Das 8:12minütige „Neon Lights“ ist eine Hommage an den gleichnamigen Track der Düsseldorfer Band Kraftwerk. In dieser Fassung wird das Stück aber zeitlupenartig vorgetragen und von den Gitarren bestimmt. Nach zwei Minuten kommt dann ein Schlagzeugrhythmus bzw. Percussion auf, die die Gitarren nun unterstützen. Auch in dieser langsamen Version funktioniert das Stück gut. Mikael Tuominen, Bass: „Wieder eine dieser Gelegenheiten, bei denen die besten Sachen herauskommen, wenn man aufhört, es zu versuchen. Wir hatten schon eine Weile an einer Version von „Neon Lights“ gearbeitet, die wir sogar schon live gespielt hatten, und die in Gefühl und Tempo viel näher am Original war. Wir haben ein paar Aufnahmen von dieser Version gemacht und sie waren okay.

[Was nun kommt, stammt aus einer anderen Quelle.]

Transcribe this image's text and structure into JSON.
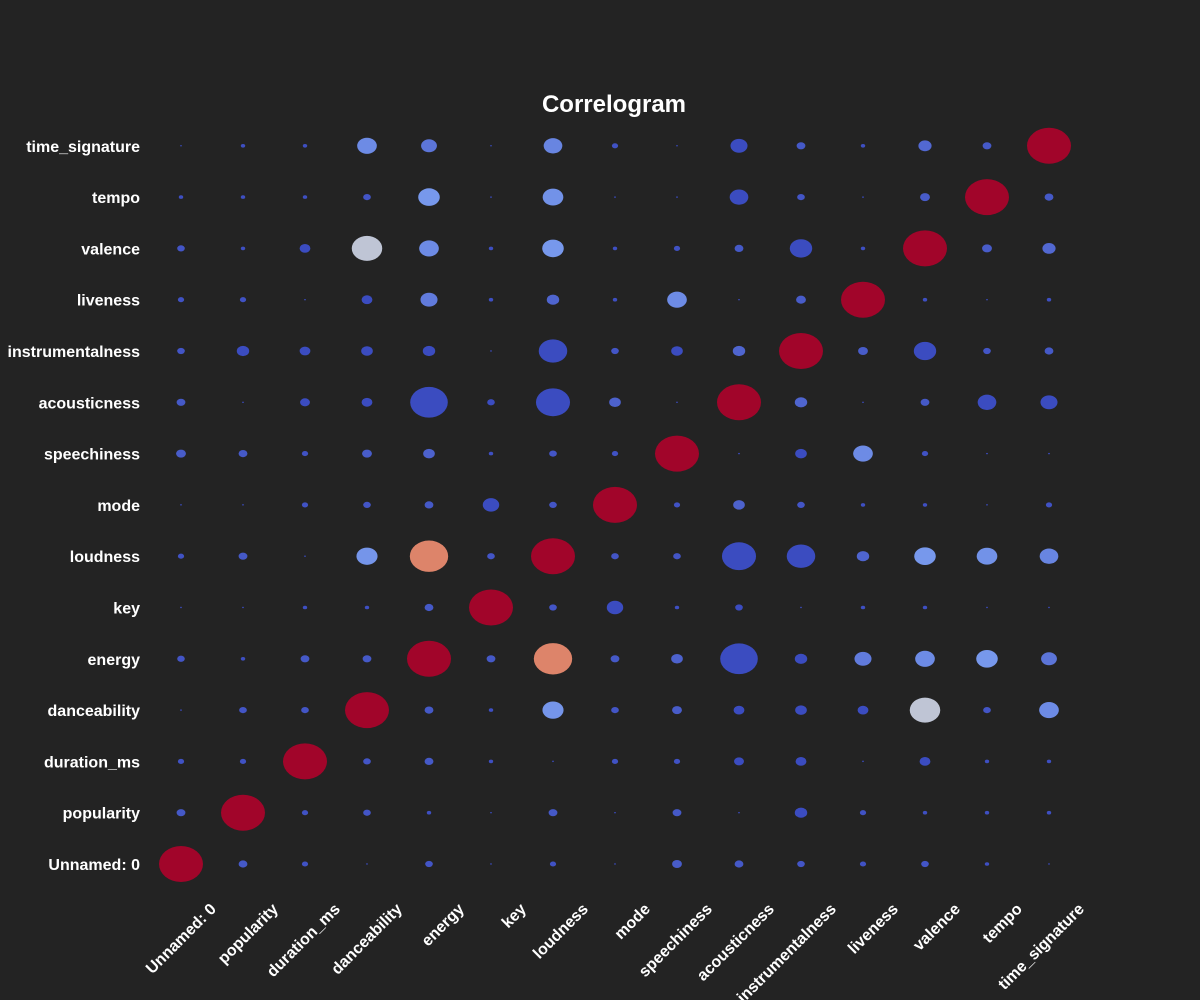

Dann, ohne irgendetwas zu entscheiden, fingen wir einfach an, das Thema ganz langsam und leise zu spielen, und wieder traf ich zum Glück den roten Knopf. Zuerst war es fast so, als ob wir es nicht ernst nehmen würden, aber bald kamen wir in die Zone, und als wir die Versionen hintereinander hörten, war es keine Frage, welche wir wählen sollten.“

Das Album endet dann mit dem elfeinhalbminütigen Titelstück „Sörmland“. Gestartet wird recht ambient und sanft. Nach gut anderthalb Minuten setzt dann eine Pianomelodie ein. Eine weitere Minute darauf wird dann die Dynamik angezogen, ohne aber diese ambiente Stimmung, die von sanftem Schlagwerk begleitet wird, aufzuheben. Und in der zweiten Hälfte setzt dann noch ein Saxophon Akzente, was auch eine leicht jazzige Note enthält. Hans Hjelm, Gitarre: „Da es sich um den Titelsong handelt, haben wir das Gefühl, dass er die Essenz des Albums repräsentiert. Er basiert wieder auf einer Improvisation, wobei Teile der Melodie später hinzugefügt wurden. In der alten Kapelle, in der wir aufgenommen haben, gibt es einen Flügel, und wir waren uns alle einig, dass das der perfekte Sound für diese Melodie wäre. Das letzte, was man in diesem Song und auf dem Album hört, ist, dass Mikael das Fußpedal des Klaviers loslässt, nachdem er die Melodie beendet hat.“

Die schwedische Band Automatism bietet auf ihrem neuen Album „Sörmland“ sehr atmosphärische Instrumentalmusik. Ein hypnotischer Trip in andere Gefilde.